HONG KONG — Manufacturing output in China has been contracting worse than economists expected in June, a closely watched survey showed on Thursday, challenging Beijing’s stated goal of driving growth through economic overhauls rather than resorting to more more lending to stimulate the economy.

A preliminary survey of purchasing managers for the month of June showed that output in China has fallen to its lowest levels in nine months, as manufacturers cut back production at a faster pace in response to slack demand both at home and overseas.

The preliminary Purchasing Managers’ Index, or P.M.I., published by HSBC and compiled by Markit, dropped to 48.3 points as of the first three weeks of June, its lowest level since last September and down markedly from 49.2 in May. A reading above 50 indicates growth, and anything below that level signals contraction.

“Manufacturing sectors are weighed down by deteriorating external demand, moderating domestic demand and rising destocking pressures,” Qu Hongbin, HSBC’s chief economist for China, said in a statement accompanying the survey results.

“Beijing prefers to use reforms rather than stimulus to sustain growth,” Mr. Qu said. “While reforms can boost long-term growth prospects, they will have a limited impact in the short term.”

Markets fell Thursday on news of the survey data. In Hong Kong, a subindex of shares in mainland Chinese companies was down more than 3 percent at noon — outpacing declines on the broader Hang Seng index, which had fallen 2.5 percent and was one of the worst performers in the Asia-Pacific region.

China’s slowing economy is posing a challenge for Prime Minister Li Keqiang, who took office in March and has said he plans overhauls targeting sustainable growth — as opposed to relying on loose credit from statecontrolled banks, which helped the country rebound strongly in the years since the 2008 financial crisis.

Data released earlier this month showed that China’s economic performance had worsened in May, with industrial production dropping to its lowest growth rate since last September, imports and fixed-asset investment having their weakest growth since last August, and producer prices continuing to accelerate downward, having declined every month for 15 months in a row.

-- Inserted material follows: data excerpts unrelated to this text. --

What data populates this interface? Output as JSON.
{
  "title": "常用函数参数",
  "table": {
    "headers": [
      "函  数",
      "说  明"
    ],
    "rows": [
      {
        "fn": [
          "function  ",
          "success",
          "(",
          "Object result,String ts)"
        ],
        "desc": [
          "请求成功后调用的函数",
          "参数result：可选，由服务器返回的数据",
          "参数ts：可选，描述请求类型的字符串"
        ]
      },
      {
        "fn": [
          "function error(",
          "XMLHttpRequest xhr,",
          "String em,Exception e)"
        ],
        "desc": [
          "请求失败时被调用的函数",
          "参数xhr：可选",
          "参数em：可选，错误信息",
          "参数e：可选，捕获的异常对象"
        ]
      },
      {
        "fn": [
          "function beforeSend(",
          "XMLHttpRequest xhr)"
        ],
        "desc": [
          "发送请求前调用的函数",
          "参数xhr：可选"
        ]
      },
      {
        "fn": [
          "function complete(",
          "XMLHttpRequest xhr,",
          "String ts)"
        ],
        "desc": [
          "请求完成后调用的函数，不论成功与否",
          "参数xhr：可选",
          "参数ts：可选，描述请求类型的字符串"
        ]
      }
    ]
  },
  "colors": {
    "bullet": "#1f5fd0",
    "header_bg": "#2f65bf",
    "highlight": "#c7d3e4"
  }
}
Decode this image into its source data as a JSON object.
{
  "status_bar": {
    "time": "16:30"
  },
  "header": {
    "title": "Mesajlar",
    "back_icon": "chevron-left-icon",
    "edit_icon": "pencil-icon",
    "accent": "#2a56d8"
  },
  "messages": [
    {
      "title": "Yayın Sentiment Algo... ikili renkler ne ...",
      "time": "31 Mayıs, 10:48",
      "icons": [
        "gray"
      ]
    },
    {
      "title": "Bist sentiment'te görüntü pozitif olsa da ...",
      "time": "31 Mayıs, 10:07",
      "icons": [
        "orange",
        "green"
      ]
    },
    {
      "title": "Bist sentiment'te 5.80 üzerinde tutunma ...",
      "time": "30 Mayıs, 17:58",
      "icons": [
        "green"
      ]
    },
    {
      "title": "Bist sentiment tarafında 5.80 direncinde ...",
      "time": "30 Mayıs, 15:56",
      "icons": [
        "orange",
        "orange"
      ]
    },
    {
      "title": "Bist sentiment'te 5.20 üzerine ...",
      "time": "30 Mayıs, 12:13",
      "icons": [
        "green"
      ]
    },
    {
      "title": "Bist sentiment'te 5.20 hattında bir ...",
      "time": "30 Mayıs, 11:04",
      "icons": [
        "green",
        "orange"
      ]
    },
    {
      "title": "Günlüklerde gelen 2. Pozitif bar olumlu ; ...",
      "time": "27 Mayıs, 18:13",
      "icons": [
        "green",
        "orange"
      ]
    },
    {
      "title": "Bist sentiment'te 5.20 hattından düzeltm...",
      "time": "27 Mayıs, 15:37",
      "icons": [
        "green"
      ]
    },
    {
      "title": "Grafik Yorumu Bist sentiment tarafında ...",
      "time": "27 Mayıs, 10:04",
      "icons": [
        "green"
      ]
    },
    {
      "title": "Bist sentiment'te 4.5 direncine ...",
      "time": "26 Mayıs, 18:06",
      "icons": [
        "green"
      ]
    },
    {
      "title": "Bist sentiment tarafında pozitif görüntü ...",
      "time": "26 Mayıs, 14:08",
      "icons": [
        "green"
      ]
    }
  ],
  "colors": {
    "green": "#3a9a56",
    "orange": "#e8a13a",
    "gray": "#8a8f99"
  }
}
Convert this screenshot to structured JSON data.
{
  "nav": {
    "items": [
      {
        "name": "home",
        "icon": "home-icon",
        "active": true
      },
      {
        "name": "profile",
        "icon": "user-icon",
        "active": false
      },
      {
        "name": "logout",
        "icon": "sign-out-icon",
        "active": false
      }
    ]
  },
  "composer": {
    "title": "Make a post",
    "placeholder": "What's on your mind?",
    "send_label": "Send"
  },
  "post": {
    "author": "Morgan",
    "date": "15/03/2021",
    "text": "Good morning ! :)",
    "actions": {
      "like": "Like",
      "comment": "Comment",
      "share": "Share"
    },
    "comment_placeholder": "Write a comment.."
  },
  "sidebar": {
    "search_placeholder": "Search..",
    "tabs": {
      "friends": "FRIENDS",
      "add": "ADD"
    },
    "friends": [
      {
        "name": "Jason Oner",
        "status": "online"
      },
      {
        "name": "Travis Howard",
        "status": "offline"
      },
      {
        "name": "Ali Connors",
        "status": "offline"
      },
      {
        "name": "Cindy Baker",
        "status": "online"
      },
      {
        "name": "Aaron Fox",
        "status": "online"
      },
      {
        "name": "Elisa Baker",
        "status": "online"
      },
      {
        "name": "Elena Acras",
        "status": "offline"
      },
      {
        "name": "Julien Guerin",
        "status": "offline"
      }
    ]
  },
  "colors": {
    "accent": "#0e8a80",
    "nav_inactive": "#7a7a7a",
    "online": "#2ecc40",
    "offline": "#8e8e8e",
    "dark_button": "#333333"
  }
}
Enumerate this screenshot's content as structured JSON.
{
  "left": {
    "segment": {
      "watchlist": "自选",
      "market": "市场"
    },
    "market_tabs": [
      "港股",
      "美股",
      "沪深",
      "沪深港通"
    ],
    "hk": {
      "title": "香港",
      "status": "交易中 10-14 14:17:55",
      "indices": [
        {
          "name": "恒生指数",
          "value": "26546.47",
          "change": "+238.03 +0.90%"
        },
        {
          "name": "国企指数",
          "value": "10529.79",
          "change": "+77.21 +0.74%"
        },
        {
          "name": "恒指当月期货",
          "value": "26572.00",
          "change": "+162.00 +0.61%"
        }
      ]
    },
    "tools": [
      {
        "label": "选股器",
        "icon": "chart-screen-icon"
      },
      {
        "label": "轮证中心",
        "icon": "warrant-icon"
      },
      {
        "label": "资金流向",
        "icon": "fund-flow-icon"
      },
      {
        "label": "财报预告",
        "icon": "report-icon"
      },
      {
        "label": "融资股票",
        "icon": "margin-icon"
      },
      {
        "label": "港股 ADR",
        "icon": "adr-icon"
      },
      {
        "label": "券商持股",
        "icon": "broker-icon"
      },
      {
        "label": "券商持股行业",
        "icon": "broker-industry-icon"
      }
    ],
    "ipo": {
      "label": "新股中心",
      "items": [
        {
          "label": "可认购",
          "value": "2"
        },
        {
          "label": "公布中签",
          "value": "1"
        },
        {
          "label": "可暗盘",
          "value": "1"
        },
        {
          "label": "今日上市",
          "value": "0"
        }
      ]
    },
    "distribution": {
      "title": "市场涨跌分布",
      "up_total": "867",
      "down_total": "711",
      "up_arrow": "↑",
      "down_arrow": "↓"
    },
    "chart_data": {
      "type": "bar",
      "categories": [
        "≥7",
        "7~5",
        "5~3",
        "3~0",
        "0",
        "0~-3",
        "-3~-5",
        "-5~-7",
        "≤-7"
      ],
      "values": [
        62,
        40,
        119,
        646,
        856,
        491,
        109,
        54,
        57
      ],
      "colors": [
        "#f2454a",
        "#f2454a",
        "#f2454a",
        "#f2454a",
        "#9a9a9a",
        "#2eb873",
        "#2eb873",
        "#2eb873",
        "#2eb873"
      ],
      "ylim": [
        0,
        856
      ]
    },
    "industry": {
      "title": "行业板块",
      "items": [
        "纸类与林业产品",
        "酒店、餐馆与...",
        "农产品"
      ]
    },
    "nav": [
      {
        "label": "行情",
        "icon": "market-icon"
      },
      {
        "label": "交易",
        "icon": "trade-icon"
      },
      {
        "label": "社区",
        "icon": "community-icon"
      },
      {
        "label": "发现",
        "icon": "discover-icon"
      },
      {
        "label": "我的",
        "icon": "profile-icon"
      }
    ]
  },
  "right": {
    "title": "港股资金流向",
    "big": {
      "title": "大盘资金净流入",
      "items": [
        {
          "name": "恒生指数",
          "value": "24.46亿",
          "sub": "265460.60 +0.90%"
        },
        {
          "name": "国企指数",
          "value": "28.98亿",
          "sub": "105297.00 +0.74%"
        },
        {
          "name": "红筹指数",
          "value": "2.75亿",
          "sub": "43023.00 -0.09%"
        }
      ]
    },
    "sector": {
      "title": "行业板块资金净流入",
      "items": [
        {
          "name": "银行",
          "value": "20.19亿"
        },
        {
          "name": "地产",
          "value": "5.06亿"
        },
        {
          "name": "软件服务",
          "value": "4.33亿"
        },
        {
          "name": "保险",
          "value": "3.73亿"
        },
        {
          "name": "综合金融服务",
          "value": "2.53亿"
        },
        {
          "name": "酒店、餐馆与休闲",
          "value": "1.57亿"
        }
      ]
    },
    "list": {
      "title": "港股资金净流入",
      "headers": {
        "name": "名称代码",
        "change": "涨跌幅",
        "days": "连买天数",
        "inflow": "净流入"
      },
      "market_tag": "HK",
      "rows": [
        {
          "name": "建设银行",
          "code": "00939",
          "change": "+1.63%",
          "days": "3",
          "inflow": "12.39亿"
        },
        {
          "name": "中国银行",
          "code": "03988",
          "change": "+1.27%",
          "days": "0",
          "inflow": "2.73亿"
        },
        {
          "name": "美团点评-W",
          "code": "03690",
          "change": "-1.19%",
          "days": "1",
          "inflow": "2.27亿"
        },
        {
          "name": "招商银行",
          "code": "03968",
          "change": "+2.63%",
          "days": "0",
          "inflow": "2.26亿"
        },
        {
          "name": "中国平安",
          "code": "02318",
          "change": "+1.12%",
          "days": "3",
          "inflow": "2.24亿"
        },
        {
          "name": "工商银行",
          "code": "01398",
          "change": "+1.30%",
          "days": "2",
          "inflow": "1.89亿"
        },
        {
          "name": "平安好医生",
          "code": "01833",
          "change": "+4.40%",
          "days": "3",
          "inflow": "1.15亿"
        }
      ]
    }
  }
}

On Wednesday, economists at HSBC joined counterparts at several other banks in slashing their growth forecasts for the Chinese economy this year. HSBC said it now expected gross domestic product to expand 7.4 percent in 2013, down from a previous forecast of 8.2 percent.

Such downgrades raise the risk that China’s growth could fall short of the government’s official target of 7.5 percent growth this year.

Louis Kuijs, an economist at Royal Bank of Scotland and former China economist at the World Bank, wrote Thursday in a research note that Beijing’s response to the new preliminary P.M.I. survey was unlikely to be dramatic.

“Policy makers would want to see this weakness confirmed by the official P.M.I. and hard activity data before making bold decisions,” Mr. Kuijs said. “Nonetheless, this kind of data will test the resolve of the government to maintain its current relatively firm macro policy stance.”